Of course, a government may decide to try to immediately tax virtual world gains anyway, simply in the hope of realizing taxable income better or faster. However, I don't think the discussion is about crass realpolitik, but rather the theoretical principal of how and when such transactions "should" be taxed.
Posted by: Arnold Hendrick | Aug 14, 2008 at 15:34
Without having read the whole paper, it sounds like the line professor Seto is drawing is very similar to the position taken by the Swedish Tax Agency earlier this year:
Transactions between participants in a virtual world, where the deal is about the sale of a "product" or a "service" against reimbursement in an internal currency, should be considered, according to the Swedish Tax Agency's ruling, [actual] sales of electronic services, if the internal currency can be exchanged to a valid legal means of payment. If the internal currency cannot be exchanged to money, the transactions should not be considered [actual] sales.

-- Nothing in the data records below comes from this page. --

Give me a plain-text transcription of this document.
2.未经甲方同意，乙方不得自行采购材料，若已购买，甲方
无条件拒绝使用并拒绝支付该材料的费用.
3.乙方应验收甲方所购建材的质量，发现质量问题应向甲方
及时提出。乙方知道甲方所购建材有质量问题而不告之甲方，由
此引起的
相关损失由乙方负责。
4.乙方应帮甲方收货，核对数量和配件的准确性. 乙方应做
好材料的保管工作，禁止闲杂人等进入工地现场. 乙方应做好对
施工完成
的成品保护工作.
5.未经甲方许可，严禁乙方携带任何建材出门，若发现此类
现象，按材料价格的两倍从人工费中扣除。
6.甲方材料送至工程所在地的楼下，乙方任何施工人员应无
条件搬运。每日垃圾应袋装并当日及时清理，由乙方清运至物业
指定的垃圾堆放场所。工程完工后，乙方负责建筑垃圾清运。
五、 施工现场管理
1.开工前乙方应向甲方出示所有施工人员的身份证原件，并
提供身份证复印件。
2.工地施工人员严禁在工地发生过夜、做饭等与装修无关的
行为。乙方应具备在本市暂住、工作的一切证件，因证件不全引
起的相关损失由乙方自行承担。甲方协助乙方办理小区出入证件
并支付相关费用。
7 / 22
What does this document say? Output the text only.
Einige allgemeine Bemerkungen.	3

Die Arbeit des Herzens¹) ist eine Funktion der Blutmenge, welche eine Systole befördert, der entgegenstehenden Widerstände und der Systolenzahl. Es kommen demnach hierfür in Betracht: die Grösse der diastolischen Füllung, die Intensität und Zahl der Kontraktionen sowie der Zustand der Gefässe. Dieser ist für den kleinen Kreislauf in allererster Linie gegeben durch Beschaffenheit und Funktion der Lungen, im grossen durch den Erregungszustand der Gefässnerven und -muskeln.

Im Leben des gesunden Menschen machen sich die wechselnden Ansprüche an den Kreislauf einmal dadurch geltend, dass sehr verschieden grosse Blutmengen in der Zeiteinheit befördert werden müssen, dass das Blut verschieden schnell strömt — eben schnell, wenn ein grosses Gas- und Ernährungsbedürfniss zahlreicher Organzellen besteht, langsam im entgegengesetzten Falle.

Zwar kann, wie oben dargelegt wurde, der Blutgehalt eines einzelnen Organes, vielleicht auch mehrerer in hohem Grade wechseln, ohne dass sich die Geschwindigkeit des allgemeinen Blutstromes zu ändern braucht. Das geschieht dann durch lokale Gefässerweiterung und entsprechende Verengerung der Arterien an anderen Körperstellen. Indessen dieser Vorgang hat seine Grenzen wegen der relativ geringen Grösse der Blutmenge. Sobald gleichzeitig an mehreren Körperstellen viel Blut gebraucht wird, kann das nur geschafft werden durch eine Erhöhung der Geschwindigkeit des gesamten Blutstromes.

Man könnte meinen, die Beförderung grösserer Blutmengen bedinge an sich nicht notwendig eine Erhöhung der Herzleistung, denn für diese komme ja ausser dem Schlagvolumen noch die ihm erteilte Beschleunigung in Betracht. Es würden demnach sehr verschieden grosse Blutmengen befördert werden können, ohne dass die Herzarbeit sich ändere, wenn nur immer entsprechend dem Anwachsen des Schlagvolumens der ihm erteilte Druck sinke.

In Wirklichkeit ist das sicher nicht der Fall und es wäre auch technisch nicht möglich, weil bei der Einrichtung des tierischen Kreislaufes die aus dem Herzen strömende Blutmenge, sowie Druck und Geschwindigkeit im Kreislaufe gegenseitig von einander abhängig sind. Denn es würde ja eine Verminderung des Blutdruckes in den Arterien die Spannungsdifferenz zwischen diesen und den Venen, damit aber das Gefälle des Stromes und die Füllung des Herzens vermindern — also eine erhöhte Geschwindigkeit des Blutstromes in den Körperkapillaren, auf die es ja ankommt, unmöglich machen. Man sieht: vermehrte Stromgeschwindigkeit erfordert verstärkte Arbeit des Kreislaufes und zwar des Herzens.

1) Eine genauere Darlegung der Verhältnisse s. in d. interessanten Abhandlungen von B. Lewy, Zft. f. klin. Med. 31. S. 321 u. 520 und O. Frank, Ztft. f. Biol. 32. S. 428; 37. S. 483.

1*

I.e. tax liability rises at the instant a virtual-virtual trade takes place. It does not wait until gains are exchanged to national currency.
More on the Sweden situation here. Btw I note that Virtual Economy Research Network has disappeared from the link list on the right side of this page.
Ad Nicholas Chambers: At first glance your casino game example seems to demonstrate the absurdity of such a rule well. However, without being a tax lawyer, I suspect that other rules apply simultaneously to make the situation more complicated. For example, in the case of Sweden, even if each individual virtual asset transaction generated income tax liability, you could still deduct any associated costs in the perfectly ordinary manner, paying tax only for net profit only.
As for the idea that "play money is not taxable this side of the pond", I would be interested in learning more, if you could point out some source or discussion on this.
Ad Arnold Hendrick: The permanence of virtual assets has of course been brought up previously in discussions over the legal status of "virtual property". In that context, Josh Fairfield has pointed out well that all kinds of "real" properties are also subject to unexpectedly disappearing or losing their value. This does not make them any less real -- it is simply one more risk to factor into their market price. Extremely ephemeral assets will be priced low regardless of their other merits. Any taxes on such assets will consequently also be low.
Posted by: Vili Lehdonvirta | Aug 20, 2008 at 06:50
I like this kind of bright line because it allows a world owner to be protected from taxation in-world, provided he or she exercises good faith enforcement of a no-RMT clause. To me the key thing is to create legal categories that allow virtual world providers to continue their work without fear of interference.
Posted by: Edward Castronova | Aug 20, 2008 at 11:21
Ted, that's a good point, I didn't realise that Seto's typology is similar to the one you presented in Right to Play. After reading the paper, though, it seems that Seto's distinction is based on a practical assesment of how "readily and routinely" RMT conversions take place, as opposed to the operator's chosen policy.
In all, it's a very interesting paper (as were Camp's and Lederman's on this topic previously) and I ended up blogging about it at length.
Posted by: Vili Lehdonvirta | Aug 23, 2008 at 16:33
Vili -- thanks for that summary & the very insightful comments in it.